France on Saturday invited the group to send an envoy to Paris, after President Francois Hollande met National Coalition leader Ahmed Moaz Al-Khatib.

“France is acting like a hostile nation,” National Reconciliation Minister Ali Haidar told AFP in key ally Tehran. “It’s as if it wants to go back to the time of the occupation,” he added, of the French mandate in Syria after World War I.

Haidar was speaking as Iran prepared to host talks between Syrian officials and opposition groups tolerated by President Bashar Al-Assad’s regime.

No National Coalition representatives were invited to the talks.

“Invitations were extended to all those who accept dialogue, not to those who refuse to talk as a matter of principle,” Haidar said.

Opening the meeting, Iranian Foreign Minister Ali Akbar Salehi warned against sending weapons to Syrian rebels, saying that this would threaten regional stability and increase the “risk of terrorism.”

The opposition coalition, formed in Doha on November 11, says it is committed to building a provisional government composed of representatives of all ethnic and religious groups in conflict-riddenSyria.

But it refuses to engage with the Damascus regime before Assad’s departure.

Despite the French offer to host an envoy, Paris remained cautious on the issue of supplying weapons to Syrian rebels amid fears of the conflict spreading.

Israeli artillery responded early on Sunday after gunfire from Syria hit an army vehicle but caused no casualties, Israel’s military said, in the latest spillover of violence across the ceasefire line.

“Shots were fired at IDF (Israeli army) soldiers…in the central Golan Heights,” an army spokeswoman told AFP, adding that the Syrian fire hit “a vehicle.”

“Soldiers responded with artillery fire towards the source of the shooting… a direct hit was identified,” she said.

Israel has complained repeatedly to the United Nations after several such incidents.

In Damascus, government artillery bombarded the southern district of Al-Hajar Al-Aswad, the Syrian Observatory for Human Rights said.

The Britain-based watchdog, which relies on a network of activists and medics in civilian and military hospitals to compile its tolls, said one civilian was killed and several wounded.

Several mortar rounds also hit the mainly Alawite regime heartland of Mazzeh in west Damascus, which state television blamed on “terrorist groups.”

Aleppo and its environs in the north too saw heavy combat, the Observatory said, reporting fierce clashes at regime Base 46 in the province, which has been besieged for weeks.

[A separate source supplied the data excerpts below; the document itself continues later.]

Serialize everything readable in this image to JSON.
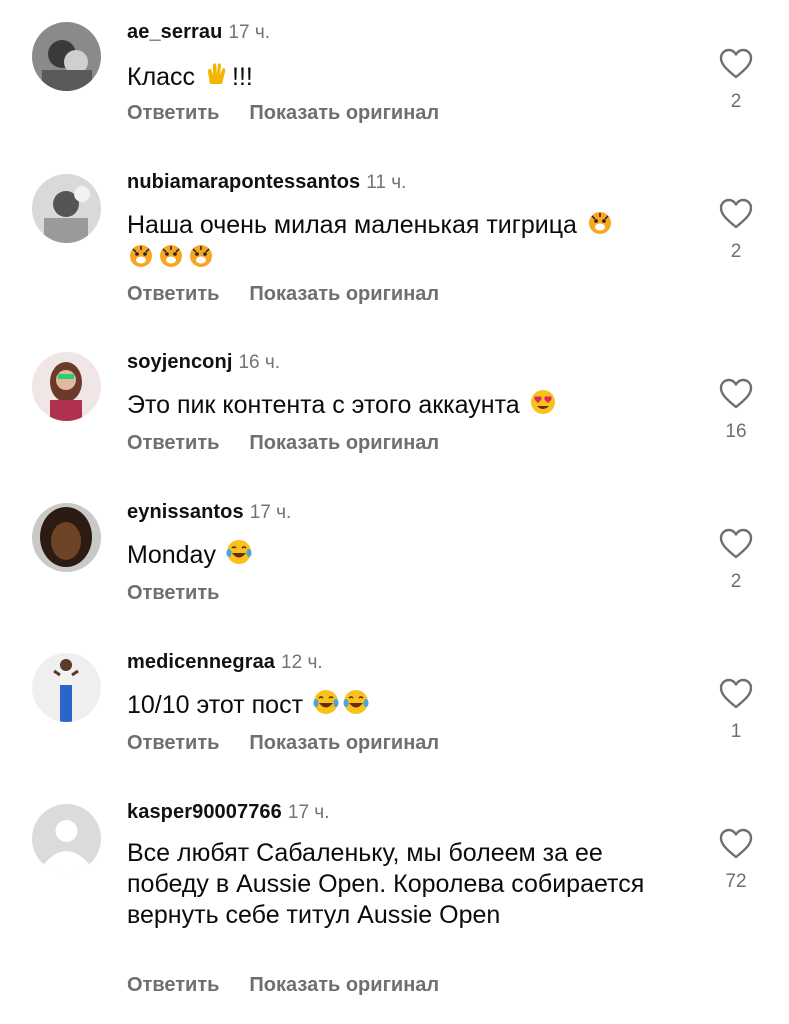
{
  "comments": [
    {
      "username": "ae_serrau",
      "time": "17 ч.",
      "text": "Класс",
      "text_suffix": "!!!",
      "emoji": "raised-hands-icon",
      "reply": "Ответить",
      "translate": "Показать оригинал",
      "likes": "2"
    },
    {
      "username": "nubiamarapontessantos",
      "time": "11 ч.",
      "text": "Наша очень милая маленькая тигрица",
      "emoji": "tiger-face-icon",
      "reply": "Ответить",
      "translate": "Показать оригинал",
      "likes": "2"
    },
    {
      "username": "soyjenconj",
      "time": "16 ч.",
      "text": "Это пик контента с этого аккаунта",
      "emoji": "heart-eyes-icon",
      "reply": "Ответить",
      "translate": "Показать оригинал",
      "likes": "16"
    },
    {
      "username": "eynissantos",
      "time": "17 ч.",
      "text": "Monday",
      "emoji": "tears-of-joy-icon",
      "reply": "Ответить",
      "likes": "2"
    },
    {
      "username": "medicennegraa",
      "time": "12 ч.",
      "text": "10/10 этот пост",
      "emoji": "tears-of-joy-icon",
      "reply": "Ответить",
      "translate": "Показать оригинал",
      "likes": "1"
    },
    {
      "username": "kasper90007766",
      "time": "17 ч.",
      "text": "Все любят Сабаленьку, мы болеем за ее победу в Aussie Open. Королева собирается вернуть себе титул Aussie Open",
      "reply": "Ответить",
      "translate": "Показать оригинал",
      "likes": "72"
    }
  ],
  "colors": {
    "muted": "#6f6f6f",
    "time": "#737373",
    "text": "#0b0b0b",
    "placeholder_avatar": "#dbdbdb"
  }
}
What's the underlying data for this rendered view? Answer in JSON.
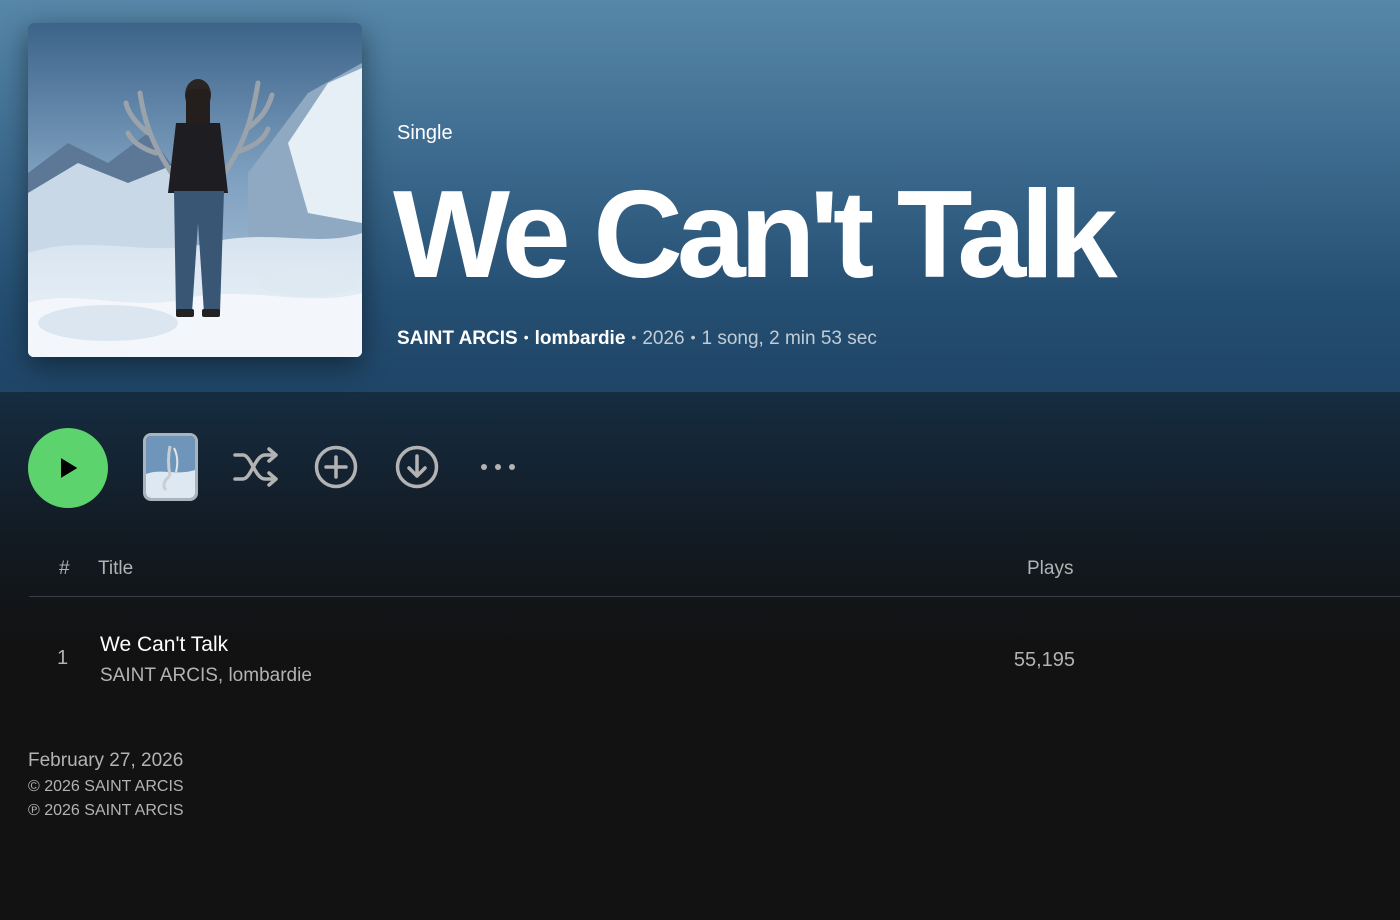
{
  "header": {
    "type_label": "Single",
    "title": "We Can't Talk",
    "artist_1": "SAINT ARCIS",
    "artist_2": "lombardie",
    "year": "2026",
    "summary": "1 song, 2 min 53 sec"
  },
  "actions": {
    "play_icon": "play-icon",
    "shuffle_icon": "shuffle-icon",
    "add_icon": "add-circle-icon",
    "download_icon": "download-icon",
    "more_icon": "more-options-icon"
  },
  "table": {
    "col_number": "#",
    "col_title": "Title",
    "col_plays": "Plays",
    "tracks": [
      {
        "number": "1",
        "title": "We Can't Talk",
        "artists": "SAINT ARCIS, lombardie",
        "plays": "55,195"
      }
    ]
  },
  "footer": {
    "release_date": "February 27, 2026",
    "copyright": "© 2026 SAINT ARCIS",
    "phonographic": "℗ 2026 SAINT ARCIS"
  },
  "colors": {
    "accent": "#5dd36e",
    "hero_top": "#5787a8",
    "hero_bottom": "#1f4567",
    "background": "#121212"
  }
}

Artillery fire also hit the provinces of Daraa in the south and Deir Ezzor in the east, where rebels on Saturday said they seized Hamdan airport, a helicopter gunship base.

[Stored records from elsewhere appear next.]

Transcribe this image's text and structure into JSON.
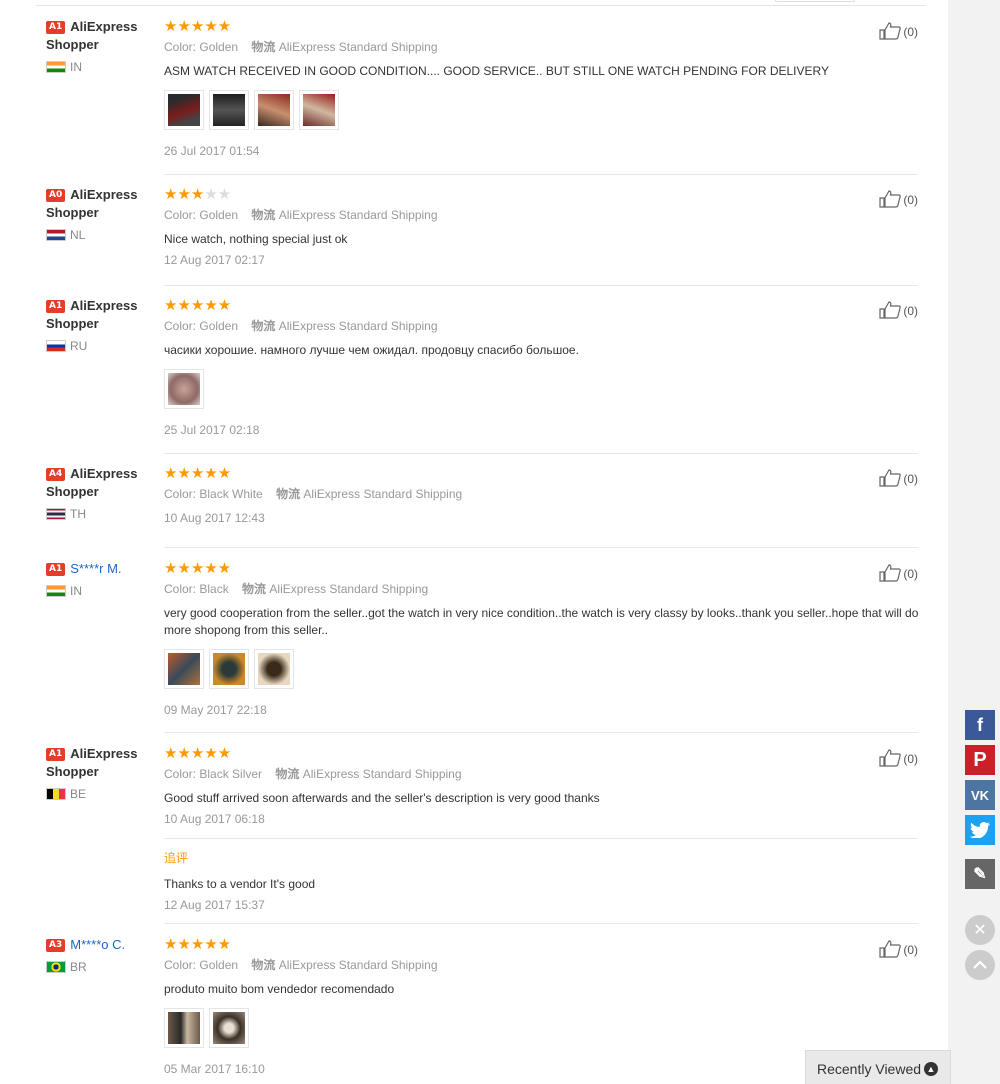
{
  "labels": {
    "color_label": "Color:",
    "shipping_label": "物流",
    "shipping_value": "AliExpress Standard Shipping",
    "additional_label": "追评"
  },
  "reviews": [
    {
      "badge": "A1",
      "user_line1": "AliExpress",
      "user_line2": "Shopper",
      "user_link": false,
      "country": "IN",
      "rating": 5,
      "color": "Golden",
      "text": "ASM WATCH RECEIVED IN GOOD CONDITION.... GOOD SERVICE.. BUT STILL ONE WATCH PENDING FOR DELIVERY",
      "date": "26 Jul 2017 01:54",
      "helpful": "(0)",
      "photo_count": 4
    },
    {
      "badge": "A0",
      "user_line1": "AliExpress",
      "user_line2": "Shopper",
      "user_link": false,
      "country": "NL",
      "rating": 3,
      "color": "Golden",
      "text": "Nice watch, nothing special just ok",
      "date": "12 Aug 2017 02:17",
      "helpful": "(0)",
      "photo_count": 0
    },
    {
      "badge": "A1",
      "user_line1": "AliExpress",
      "user_line2": "Shopper",
      "user_link": false,
      "country": "RU",
      "rating": 5,
      "color": "Golden",
      "text": "часики хорошие. намного лучше чем ожидал. продовцу спасибо большое.",
      "date": "25 Jul 2017 02:18",
      "helpful": "(0)",
      "photo_count": 1
    },
    {
      "badge": "A4",
      "user_line1": "AliExpress",
      "user_line2": "Shopper",
      "user_link": false,
      "country": "TH",
      "rating": 5,
      "color": "Black White",
      "text": "",
      "date": "10 Aug 2017 12:43",
      "helpful": "(0)",
      "photo_count": 0
    },
    {
      "badge": "A1",
      "user_line1": "S****r M.",
      "user_line2": "",
      "user_link": true,
      "country": "IN",
      "rating": 5,
      "color": "Black",
      "text": "very good cooperation from the seller..got the watch in very nice condition..the watch is very classy by looks..thank you seller..hope that will do more shopong from this seller..",
      "date": "09 May 2017 22:18",
      "helpful": "(0)",
      "photo_count": 3
    },
    {
      "badge": "A1",
      "user_line1": "AliExpress",
      "user_line2": "Shopper",
      "user_link": false,
      "country": "BE",
      "rating": 5,
      "color": "Black Silver",
      "text": "Good stuff arrived soon afterwards and the seller's description is very good thanks",
      "date": "10 Aug 2017 06:18",
      "helpful": "(0)",
      "photo_count": 0,
      "additional_text": "Thanks to a vendor It's good",
      "additional_date": "12 Aug 2017 15:37"
    },
    {
      "badge": "A3",
      "user_line1": "M****o C.",
      "user_line2": "",
      "user_link": true,
      "country": "BR",
      "rating": 5,
      "color": "Golden",
      "text": "produto muito bom vendedor recomendado",
      "date": "05 Mar 2017 16:10",
      "helpful": "(0)",
      "photo_count": 2
    }
  ],
  "social": [
    "facebook-icon",
    "pinterest-icon",
    "vk-icon",
    "twitter-icon",
    "edit-icon"
  ],
  "recently_viewed": "Recently Viewed",
  "colors": {
    "star": "#ff9900",
    "badge": "#e53c2b",
    "link": "#1b67c4",
    "additional": "#ff9900"
  }
}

Sunday’s fighting came a day after at least 146 people were killed nationwide, according to the Observatory, which has put the death toll in more than 20 months of conflict at upwards of 39,000.

The post of National Coalition envoy to France is to be filled by academic Monzer Makhous, although it was unclear if this would happen before a planned provisional government is formed.

Coalition chief Khatib in Paris on Saturday repeated the group’s promise to build a government of technocrats.

“There is no problem. The coalition exists and we will launch a call for candidates to form a government of technocrats that will work until the regime falls,” he told reporters.

But he appeared to make little progress on his call for the West to arm the insurgency.

“The [rebel] Syrians need military means but the international community also has to exercise control,” Hollande said, acknowledging that France could not act without EU agreement because of the strict embargo on arms deliveries to Syria.

EU foreign ministers are due to discuss the embargo in Brussels on Monday.

France on Tuesday became the first Western power to recognise the opposition coalition as the sole representative of the Syrian people.

Turkey and the Gulf Arab states have also officially recognised it, and Britain’s foreign minister William Hague said on Friday London was considering following suit.